On a recent visit to an area we once lived, my wife and I were able to reconnect with a very good friend we had not seen in 17 years.
Not long after we moved, he received a promotion and was the second ranking person in a massive region.
We were not surprised to learn just before we went to dinner that he had recently received an even bigger promotion.
He is one of the most humble “rising stars” I’ve ever encountered and is moving states to be the senior person of a large territory.
We laughed about his rookie days almost twenty years ago and how fast time flies.
One of the observations he shared during our dinner resonated in particular with me.
When I asked how his transition was going, he told me that he was inundated with people in his new market wanting to meet with him and “fill him in.”
He smiled and told us, “I try to do my best to show them that I am listening and obviously respect their opinions. But I also know that one of the most beneficial things I have now is a fresh set of eyes to evaluate everything. I haven’t yet formed biases.”
He continued, “If you are not careful, it is the most aggressive and political people who shape the way you will look at situations. They may be right. However, sometimes the people most aggressively telling you who or what to look out for are actually the people you need to look out for the most.”
Laughing at that comment, I asked him what he thought was going to be the hardest part of the job.
He said, “Time. One of the hardest things about having larger and larger groups to lead is giving people the time they need. Everyone wants a piece of your time. I understand. It’s hard, but it’s important that people see that you know who they are and appreciate all of the things they do, even if you cannot tell them that personally every day.”
Throughout dinner, I clearly saw that our friend’s focus was on being open and fair with his people and making them feel inspired to do what they do.
He has difficult business decisions to make, but he knows that having inspired and engaged teams are key to making those business decisions work.
He succeeds because they do.
Whether you lead a team of one, one thousand, or more, always remember that people will move heaven and earth for honest leaders who earn their trust and respect.
Aim to be that kind of leader.
It’s not often that I’ll hit the rewind button on the DVR to rewatch a television commercial.
The fast forward button gets far more use in my house.
But a recent commercial from Gatorade had me sitting up and leaning forward. The message of the spot is something that has been a favorite soapbox topic of mine in recent years.
Failures and setbacks are not necessarily the enemies of success. They are often part of the process.
The commercial opens with Michael Jordan asking, “You want to know the secret to victory? Fail to make the varsity team. They then cut to JJ Watt who says, “Start your career as a walk-on.”
Later, Peyton Manning says, “Go 3 and 13 your rookie season,” and Eli Manning adds, “Lead the league in interceptions.”
Karl-Anthony Towns says, “Take a perfect team and blow a perfect season.”
Serena Williams says, “Be on the wrong side of the biggest upset in your sport.”
The commercial then cuts to Matt Ryan of the Atlanta Falcons walking off the field saying, “Defeat.”
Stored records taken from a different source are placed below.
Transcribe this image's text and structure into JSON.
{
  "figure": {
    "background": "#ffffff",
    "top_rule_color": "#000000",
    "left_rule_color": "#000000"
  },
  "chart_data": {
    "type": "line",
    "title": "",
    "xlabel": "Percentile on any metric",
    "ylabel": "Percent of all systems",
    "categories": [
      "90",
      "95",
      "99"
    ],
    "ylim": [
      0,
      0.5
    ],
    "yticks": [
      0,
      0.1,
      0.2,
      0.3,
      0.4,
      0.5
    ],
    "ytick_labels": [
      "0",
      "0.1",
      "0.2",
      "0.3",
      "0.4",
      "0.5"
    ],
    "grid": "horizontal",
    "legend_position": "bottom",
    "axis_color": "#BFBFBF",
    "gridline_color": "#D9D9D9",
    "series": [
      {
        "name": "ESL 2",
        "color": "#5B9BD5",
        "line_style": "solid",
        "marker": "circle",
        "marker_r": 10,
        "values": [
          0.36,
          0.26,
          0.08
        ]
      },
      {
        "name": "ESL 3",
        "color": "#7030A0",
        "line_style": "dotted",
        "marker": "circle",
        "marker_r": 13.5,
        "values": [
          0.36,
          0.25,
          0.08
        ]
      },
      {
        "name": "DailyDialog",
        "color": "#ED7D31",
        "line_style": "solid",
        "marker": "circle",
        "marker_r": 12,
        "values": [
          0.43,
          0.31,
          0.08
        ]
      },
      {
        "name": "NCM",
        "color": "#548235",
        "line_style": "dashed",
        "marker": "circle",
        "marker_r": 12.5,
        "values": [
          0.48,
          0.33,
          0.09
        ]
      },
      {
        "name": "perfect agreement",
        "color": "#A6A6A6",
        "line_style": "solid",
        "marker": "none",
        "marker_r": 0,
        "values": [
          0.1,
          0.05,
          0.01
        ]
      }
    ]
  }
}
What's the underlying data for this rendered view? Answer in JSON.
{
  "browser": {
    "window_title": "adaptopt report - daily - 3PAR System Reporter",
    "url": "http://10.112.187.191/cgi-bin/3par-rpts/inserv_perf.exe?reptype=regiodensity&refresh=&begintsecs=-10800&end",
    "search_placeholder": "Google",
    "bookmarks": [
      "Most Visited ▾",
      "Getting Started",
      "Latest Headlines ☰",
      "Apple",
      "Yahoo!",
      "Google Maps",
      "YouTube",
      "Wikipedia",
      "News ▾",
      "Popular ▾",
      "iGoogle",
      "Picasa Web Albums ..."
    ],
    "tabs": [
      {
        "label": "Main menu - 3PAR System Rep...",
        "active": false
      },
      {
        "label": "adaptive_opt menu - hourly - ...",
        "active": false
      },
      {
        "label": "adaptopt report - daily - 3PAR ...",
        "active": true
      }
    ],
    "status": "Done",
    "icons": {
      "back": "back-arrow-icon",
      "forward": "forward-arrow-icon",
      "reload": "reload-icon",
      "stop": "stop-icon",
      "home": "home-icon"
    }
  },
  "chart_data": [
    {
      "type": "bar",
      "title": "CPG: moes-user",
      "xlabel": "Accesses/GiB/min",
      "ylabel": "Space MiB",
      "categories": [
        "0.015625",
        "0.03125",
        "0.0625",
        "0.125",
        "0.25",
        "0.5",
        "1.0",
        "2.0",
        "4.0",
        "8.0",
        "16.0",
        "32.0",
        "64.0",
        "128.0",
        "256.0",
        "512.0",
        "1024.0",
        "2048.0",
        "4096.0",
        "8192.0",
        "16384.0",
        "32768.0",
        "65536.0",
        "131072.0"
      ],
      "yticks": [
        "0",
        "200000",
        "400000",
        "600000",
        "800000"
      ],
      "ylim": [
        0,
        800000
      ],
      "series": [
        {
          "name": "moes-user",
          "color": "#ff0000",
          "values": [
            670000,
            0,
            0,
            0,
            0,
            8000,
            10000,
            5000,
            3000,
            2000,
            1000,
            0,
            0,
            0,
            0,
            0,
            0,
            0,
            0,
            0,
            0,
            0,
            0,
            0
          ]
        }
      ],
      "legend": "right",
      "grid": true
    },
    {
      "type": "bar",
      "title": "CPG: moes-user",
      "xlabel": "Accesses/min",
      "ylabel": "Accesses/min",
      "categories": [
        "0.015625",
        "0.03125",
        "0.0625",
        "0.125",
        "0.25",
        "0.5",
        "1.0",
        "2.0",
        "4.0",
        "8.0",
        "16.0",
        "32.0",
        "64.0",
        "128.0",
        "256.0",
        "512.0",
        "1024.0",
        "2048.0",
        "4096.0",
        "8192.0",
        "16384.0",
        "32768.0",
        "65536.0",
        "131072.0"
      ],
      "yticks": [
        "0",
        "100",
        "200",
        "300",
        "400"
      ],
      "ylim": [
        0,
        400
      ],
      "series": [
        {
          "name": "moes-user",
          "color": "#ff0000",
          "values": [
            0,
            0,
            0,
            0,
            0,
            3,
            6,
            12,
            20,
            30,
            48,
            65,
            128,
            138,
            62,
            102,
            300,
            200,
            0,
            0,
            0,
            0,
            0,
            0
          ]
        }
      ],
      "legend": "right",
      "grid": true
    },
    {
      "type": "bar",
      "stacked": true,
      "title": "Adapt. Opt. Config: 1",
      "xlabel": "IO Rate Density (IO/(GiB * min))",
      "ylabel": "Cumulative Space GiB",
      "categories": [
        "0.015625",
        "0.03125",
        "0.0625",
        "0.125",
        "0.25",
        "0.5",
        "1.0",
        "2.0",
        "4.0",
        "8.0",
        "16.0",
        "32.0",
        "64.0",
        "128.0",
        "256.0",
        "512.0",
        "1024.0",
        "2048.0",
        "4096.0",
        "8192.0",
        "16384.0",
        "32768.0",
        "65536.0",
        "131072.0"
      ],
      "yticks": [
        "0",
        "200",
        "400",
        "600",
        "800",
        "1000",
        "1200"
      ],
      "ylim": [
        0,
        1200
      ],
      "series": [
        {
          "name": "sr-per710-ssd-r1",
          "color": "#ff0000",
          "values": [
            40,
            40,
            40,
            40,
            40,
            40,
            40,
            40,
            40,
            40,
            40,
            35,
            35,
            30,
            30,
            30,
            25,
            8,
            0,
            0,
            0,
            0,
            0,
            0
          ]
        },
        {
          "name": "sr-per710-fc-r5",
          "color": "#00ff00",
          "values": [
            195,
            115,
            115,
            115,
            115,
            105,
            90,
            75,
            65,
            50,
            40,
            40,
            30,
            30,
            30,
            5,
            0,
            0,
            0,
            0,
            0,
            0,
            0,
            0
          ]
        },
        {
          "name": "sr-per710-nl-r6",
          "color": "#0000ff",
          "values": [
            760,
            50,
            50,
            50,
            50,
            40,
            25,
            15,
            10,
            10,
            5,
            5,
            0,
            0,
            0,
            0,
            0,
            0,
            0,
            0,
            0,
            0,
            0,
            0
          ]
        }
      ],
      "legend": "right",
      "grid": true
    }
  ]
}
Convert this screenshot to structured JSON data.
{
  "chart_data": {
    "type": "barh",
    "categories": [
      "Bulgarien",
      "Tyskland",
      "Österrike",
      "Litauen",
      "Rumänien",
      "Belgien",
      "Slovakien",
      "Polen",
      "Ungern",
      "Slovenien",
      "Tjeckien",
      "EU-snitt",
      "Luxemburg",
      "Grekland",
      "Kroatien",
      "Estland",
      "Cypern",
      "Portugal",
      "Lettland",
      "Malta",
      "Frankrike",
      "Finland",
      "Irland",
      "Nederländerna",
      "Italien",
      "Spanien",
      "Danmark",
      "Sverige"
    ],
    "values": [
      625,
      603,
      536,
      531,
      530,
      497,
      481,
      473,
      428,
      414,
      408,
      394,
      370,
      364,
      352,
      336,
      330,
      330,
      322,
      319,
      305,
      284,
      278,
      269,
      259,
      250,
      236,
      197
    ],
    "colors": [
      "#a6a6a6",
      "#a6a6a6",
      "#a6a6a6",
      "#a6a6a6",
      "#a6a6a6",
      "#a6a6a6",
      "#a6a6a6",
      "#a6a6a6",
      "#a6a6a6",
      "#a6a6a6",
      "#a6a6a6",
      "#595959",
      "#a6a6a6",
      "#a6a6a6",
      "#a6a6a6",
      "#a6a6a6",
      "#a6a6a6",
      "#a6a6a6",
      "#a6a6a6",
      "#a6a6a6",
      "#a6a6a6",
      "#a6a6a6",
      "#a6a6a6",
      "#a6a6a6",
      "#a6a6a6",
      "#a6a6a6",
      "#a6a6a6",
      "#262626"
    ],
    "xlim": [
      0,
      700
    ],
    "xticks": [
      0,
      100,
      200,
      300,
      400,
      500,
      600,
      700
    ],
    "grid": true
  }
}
The empathy I felt for Ryan caught me off guard. In all of the celebrating of Tom Brady leading the greatest comeback in Super Bowl history, I mostly forgot that someone was on the other side of it.
I found myself smiling and kidding that I think I had written the script for that commercial in an American Banker column a few months ago entitled: “Want to Succeed in Banking? Try Failing First.”
No, repeated failure is not a guarantee of future success in all scenarios. I’m pretty sure I can head out to the backyard and fail in my first 100 attempts to dunk a basketball.
My odds of success will be no higher on attempt 101.
What I like most about that commercial is that it highlights that even incredibly gifted and successful people do not always have things work out for them.
It tells aspiring young athletes that being defeated does not disqualify you from ever becoming elite in your field. If anything, defeats and setbacks are the price most pay to become truly elite.
A sports drink company uses famous athletes to make that point. However, that message is a rather universal one for our careers, as well.
Hard work and perseverance are not guarantors of rapid success. But they are usually elemental to our long-term success.
What past setbacks will you and your teams strive to overcome this week?